I drove past a young man in a parking lot juggling what appeared to be crescent wrenches, three or four of them, I think. I regret not stopping but I had groceries melting on the back seat. He had attracted an audience of a dozen or so. Juggling is a metaphor for everything I’m unable to do, whatever requires grace and coordination – dancing, for instance, and writing poetry. I’ve never known athletic envy. I don’t admire the guy who can catch a ball but I often wished I was the the guy on Ed Sullivan who juggled plates, spinning one on the end of a stick. The graceless-looking W.C. Fields was a gifted juggler. Joseph Epstein, I’m told, juggles. William Hazlitt celebrated “The Indian Jugglers” while acknowledging his own sense of inadequacy: 

“The hearing a speech in Parliament, drawled or stammered out by the Honourable Member or the Noble Lord, the ringing the changes on their common-places, which any one could repeat after them as well as they, stirs me not a jot, shakes not my good opinion of myself: but the seeing the Indian Jugglers does. It makes me ashamed of myself.
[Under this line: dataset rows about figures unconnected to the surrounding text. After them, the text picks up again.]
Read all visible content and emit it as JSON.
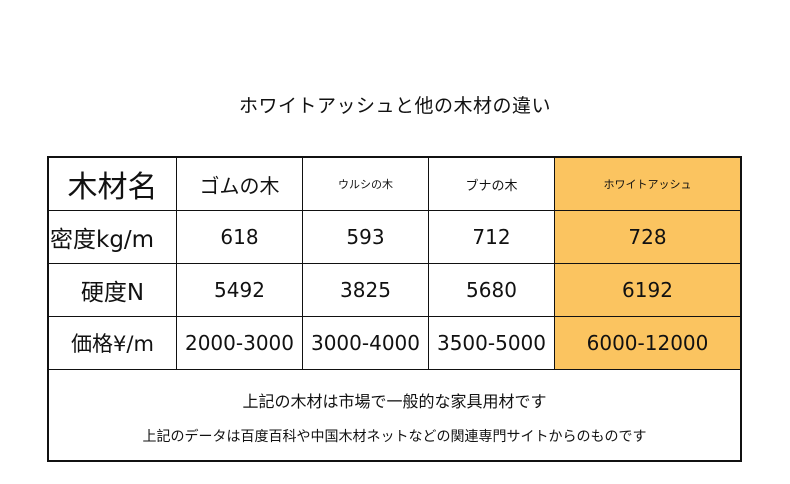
{
  "title": "ホワイトアッシュと他の木材の違い",
  "colors": {
    "highlight": "#fbc460",
    "border": "#111111"
  },
  "table": {
    "headers": [
      "木材名",
      "ゴムの木",
      "ウルシの木",
      "ブナの木",
      "ホワイトアッシュ"
    ],
    "rows": [
      {
        "label": "密度kg/m",
        "values": [
          "618",
          "593",
          "712",
          "728"
        ]
      },
      {
        "label": "硬度N",
        "values": [
          "5492",
          "3825",
          "5680",
          "6192"
        ]
      },
      {
        "label": "価格¥/m",
        "values": [
          "2000-3000",
          "3000-4000",
          "3500-5000",
          "6000-12000"
        ]
      }
    ],
    "highlight_column": "ホワイトアッシュ"
  },
  "notes": [
    "上記の木材は市場で一般的な家具用材です",
    "上記のデータは百度百科や中国木材ネットなどの関連専門サイトからのものです"
  ]
}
I ask what there is that I can do as well as this! Nothing. What have I been doing all my life! Have I been idle, or have I nothing to shew for all my labour and pains! Or have I passed my time in pouring words like water into empty sieves, rolling a stone up a hill and then down again, trying to prove an argument in the teeth of facts, and looking for causes in the dark, and not finding them?”

 

Richard Wilbur closes “Juggler” (Ceremony and Other Poems, 1950) with this stanza, a tribute to the purest form of art for art’s sake:


“If the juggler is tired now, if the broom stands

In the dust again, if the table starts to drop

Through the daily dark again, and though the plate

Lies flat on the table top,

For him we batter our hands

Who has won for once over the world’s weight.”

1 comment:

Thomas Parker said...

In my 4th grade history curriculum we have a unit on the Gilded Age which talks briefly about vaudeville. I always use the opportunity to show my class the clip of Fields' juggling that you include here. Over the years, it's gotten harder to impress even ten year old kids, but after watching the Great Man balance a stick on his toe, flip it in the air, and catch the other end of the stick with his other foot, they're always suitably impressed.